Recently I’ve started blogging a ton again. And with this new commitment I find myself finding new ideas in the craziest places and times. The cab drive to a concert. As I’m walking through a revolving door on my way into the office. Or as I’m handing my money to the cashier at a coffee shop.

I’ll find ideas coming to me as I fall asleep. But if I get up every time I have an idea, I’d be getting even less sleep than I get now. I can’t keep getting up!

And sometimes, I’m in the middle of a conversation with my wife. Pulling out a phone in the middle of this is going to get me some very unpleasant discourse. Or I’m crossing the street, and I observed something I plan on telling you soon. I’m not about to pull out a phone or paper and pen to start jotting down what it is I saw, as I get run over by a car.

The problem I have is that I need to capture these ideas, quickly and transparently while I’m doing other things.

So I’ve finally found myself relying on that memory palace to store all these ideas when I get them. And when I finally get to a computer I jot them down to a more stable system.

For example, I went to an art fair the other day, and saw some super cool artists I wanted to remember to tell folks about, especially on this blog.

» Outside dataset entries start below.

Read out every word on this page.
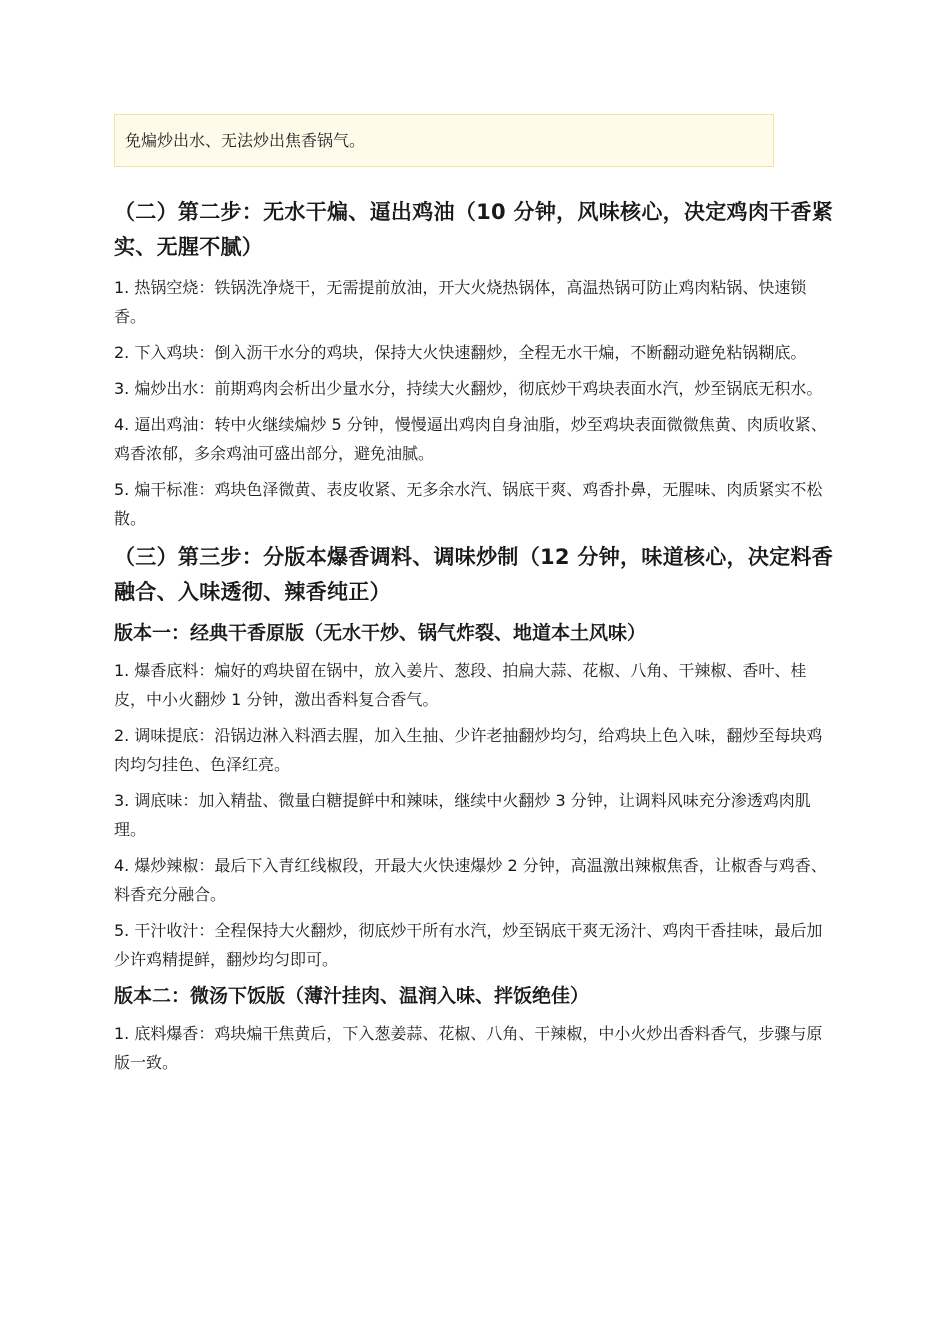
免煸炒出水、无法炒出焦香锅气。
（二）第二步：无水干煸、逼出鸡油（10 分钟，风味核心，决定鸡肉干香紧实、无腥不腻）

1. 热锅空烧：铁锅洗净烧干，无需提前放油，开大火烧热锅体，高温热锅可防止鸡肉粘锅、快速锁香。

2. 下入鸡块：倒入沥干水分的鸡块，保持大火快速翻炒，全程无水干煸，不断翻动避免粘锅糊底。

3. 煸炒出水：前期鸡肉会析出少量水分，持续大火翻炒，彻底炒干鸡块表面水汽，炒至锅底无积水。

4. 逼出鸡油：转中火继续煸炒 5 分钟，慢慢逼出鸡肉自身油脂，炒至鸡块表面微微焦黄、肉质收紧、鸡香浓郁，多余鸡油可盛出部分，避免油腻。

5. 煸干标准：鸡块色泽微黄、表皮收紧、无多余水汽、锅底干爽、鸡香扑鼻，无腥味、肉质紧实不松散。

（三）第三步：分版本爆香调料、调味炒制（12 分钟，味道核心，决定料香融合、入味透彻、辣香纯正）
版本一：经典干香原版（无水干炒、锅气炸裂、地道本土风味）

1. 爆香底料：煸好的鸡块留在锅中，放入姜片、葱段、拍扁大蒜、花椒、八角、干辣椒、香叶、桂皮，中小火翻炒 1 分钟，激出香料复合香气。

2. 调味提底：沿锅边淋入料酒去腥，加入生抽、少许老抽翻炒均匀，给鸡块上色入味，翻炒至每块鸡肉均匀挂色、色泽红亮。

3. 调底味：加入精盐、微量白糖提鲜中和辣味，继续中火翻炒 3 分钟，让调料风味充分渗透鸡肉肌理。

4. 爆炒辣椒：最后下入青红线椒段，开最大火快速爆炒 2 分钟，高温激出辣椒焦香，让椒香与鸡香、料香充分融合。

5. 干汁收汁：全程保持大火翻炒，彻底炒干所有水汽，炒至锅底干爽无汤汁、鸡肉干香挂味，最后加少许鸡精提鲜，翻炒均匀即可。

版本二：微汤下饭版（薄汁挂肉、温润入味、拌饭绝佳）

1. 底料爆香：鸡块煸干焦黄后，下入葱姜蒜、花椒、八角、干辣椒，中小火炒出香料香气，步骤与原版一致。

I literally had my hands full. I had a drink in one hand, and a bag of stuff in the other, and wasn’t in a place I could easily put all this stuff down, get out my phone and start clicking away to store a note. So instead, I put ways to remember the artists along my path. For example, in my kitchen I put a guy named Greg, who I went to school with, throwing stones at a zombie. The artist I wanted to remember? Greg Stones. He makes some awesome art including paintings and a book about the stuff zombies hate :)

These days I find myself constantly going back to that memory palace in my mind to store the myriad of ideas I have for this blog and things to think about for some projects I’m working on. What was pretty useless before is now very handy.

And a huge additional benefit to all this is because it’s so much easier for me to capture fleeting ideas, I find myself generating even more ideas.

So if you find yourself in the need to be able to generate more ideas, it’s possible one of your bottlenecks is simply the speed and consistency in which you capture them. You might want to look into how to create your own memory palace.